Thank you for the answer. In the real application (I slimmed it down to highlight the issue) this is not working for me. I believe the problem is related to nested scoping. In other words, I don't think currentUser is populated yet when my app looks for it. Here's the full code of my app if you would be so kind to look at it.
Your answer combined with this SO question resolved the issue. stackoverflow.com/questions/15380140/…
1

Change the service is as below. The problem occurs because the variable in question is not visible. To expose data you should return an object containing all the methods and variables you want to share . Just be CAREFUL! It is a good practice to share variables. Use get and set methods for that. Directly to the variable behavior can lead to problematic as the system grows.

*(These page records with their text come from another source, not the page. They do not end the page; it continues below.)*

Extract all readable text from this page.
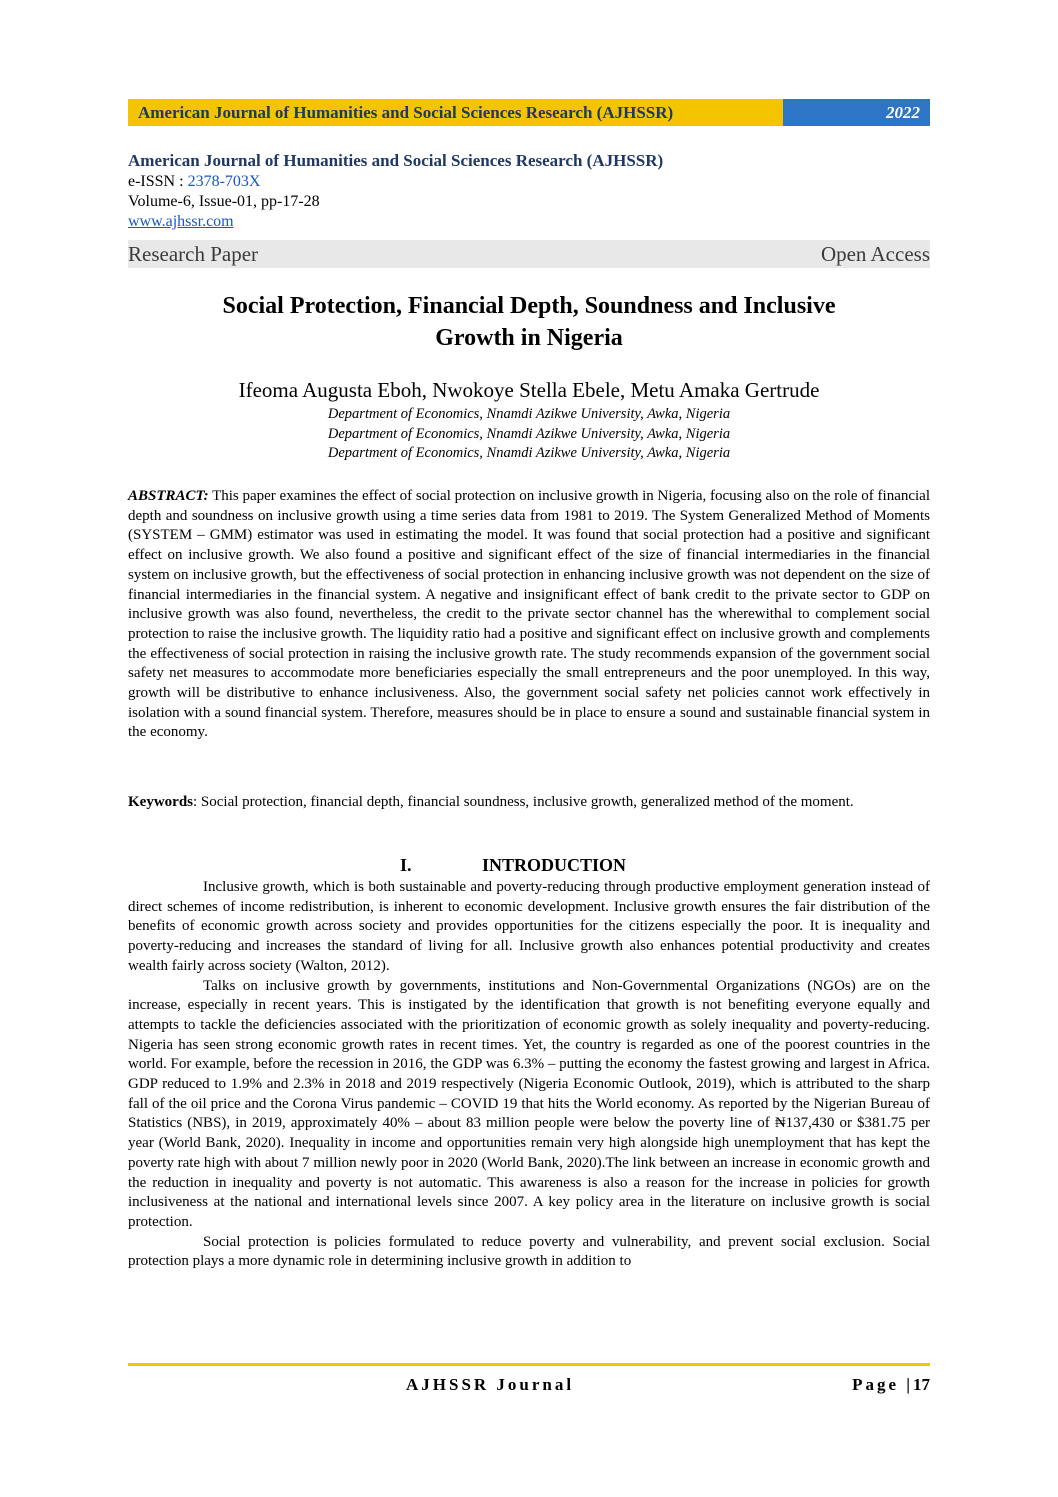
American Journal of Humanities and Social Sciences Research (AJHSSR)	2022
American Journal of Humanities and Social Sciences Research (AJHSSR)
e-ISSN : 2378-703X
Volume-6, Issue-01, pp-17-28
www.ajhssr.com
Research Paper	Open Access
Social Protection, Financial Depth, Soundness and Inclusive
Growth in Nigeria
Ifeoma Augusta Eboh, Nwokoye Stella Ebele, Metu Amaka Gertrude
Department of Economics, Nnamdi Azikwe University, Awka, Nigeria
Department of Economics, Nnamdi Azikwe University, Awka, Nigeria
Department of Economics, Nnamdi Azikwe University, Awka, Nigeria
ABSTRACT: This paper examines the effect of social protection on inclusive growth in Nigeria, focusing also on the role of financial depth and soundness on inclusive growth using a time series data from 1981 to 2019. The System Generalized Method of Moments (SYSTEM – GMM) estimator was used in estimating the model. It was found that social protection had a positive and significant effect on inclusive growth. We also found a positive and significant effect of the size of financial intermediaries in the financial system on inclusive growth, but the effectiveness of social protection in enhancing inclusive growth was not dependent on the size of financial intermediaries in the financial system. A negative and insignificant effect of bank credit to the private sector to GDP on inclusive growth was also found, nevertheless, the credit to the private sector channel has the wherewithal to complement social protection to raise the inclusive growth. The liquidity ratio had a positive and significant effect on inclusive growth and complements the effectiveness of social protection in raising the inclusive growth rate. The study recommends expansion of the government social safety net measures to accommodate more beneficiaries especially the small entrepreneurs and the poor unemployed. In this way, growth will be distributive to enhance inclusiveness. Also, the government social safety net policies cannot work effectively in isolation with a sound financial system. Therefore, measures should be in place to ensure a sound and sustainable financial system in the economy.
Keywords: Social protection, financial depth, financial soundness, inclusive growth, generalized method of the moment.
I.	INTRODUCTION

Inclusive growth, which is both sustainable and poverty-reducing through productive employment generation instead of direct schemes of income redistribution, is inherent to economic development. Inclusive growth ensures the fair distribution of the benefits of economic growth across society and provides opportunities for the citizens especially the poor. It is inequality and poverty-reducing and increases the standard of living for all. Inclusive growth also enhances potential productivity and creates wealth fairly across society (Walton, 2012).

Talks on inclusive growth by governments, institutions and Non-Governmental Organizations (NGOs) are on the increase, especially in recent years. This is instigated by the identification that growth is not benefiting everyone equally and attempts to tackle the deficiencies associated with the prioritization of economic growth as solely inequality and poverty-reducing. Nigeria has seen strong economic growth rates in recent times. Yet, the country is regarded as one of the poorest countries in the world. For example, before the recession in 2016, the GDP was 6.3% – putting the economy the fastest growing and largest in Africa. GDP reduced to 1.9% and 2.3% in 2018 and 2019 respectively (Nigeria Economic Outlook, 2019), which is attributed to the sharp fall of the oil price and the Corona Virus pandemic – COVID 19 that hits the World economy. As reported by the Nigerian Bureau of Statistics (NBS), in 2019, approximately 40% – about 83 million people were below the poverty line of ₦137,430 or $381.75 per year (World Bank, 2020). Inequality in income and opportunities remain very high alongside high unemployment that has kept the poverty rate high with about 7 million newly poor in 2020 (World Bank, 2020).The link between an increase in economic growth and the reduction in inequality and poverty is not automatic. This awareness is also a reason for the increase in policies for growth inclusiveness at the national and international levels since 2007. A key policy area in the literature on inclusive growth is social protection.

Social protection is policies formulated to reduce poverty and vulnerability, and prevent social exclusion. Social protection plays a more dynamic role in determining inclusive growth in addition to

AJHSSR Journal	Page |17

angular.module('app').factory('AuthService', function ($http) {
   var currentUser = "";
   return {
       setUser : function(user){
           currentUser = user;
       },
       getUser : function(){
           return currentUser;
       }
   };
});

2 Comments

Introducing such get/set methods will result in multiple currentUser objects, I dont think this is good.
Imagine the situation seguite whenever the user is setted should be turned a routine to validate the access permission . Before you set the value , you run a method to perform the validation. If you direct access to the variable it will be necessary to duplicate the validation routine before each call . I say it is not a bo practice because the responsibility for maintaining the user control should be in service. The ideal and perfect would be to create a module part to control the current user . A AppUserCurrent for example.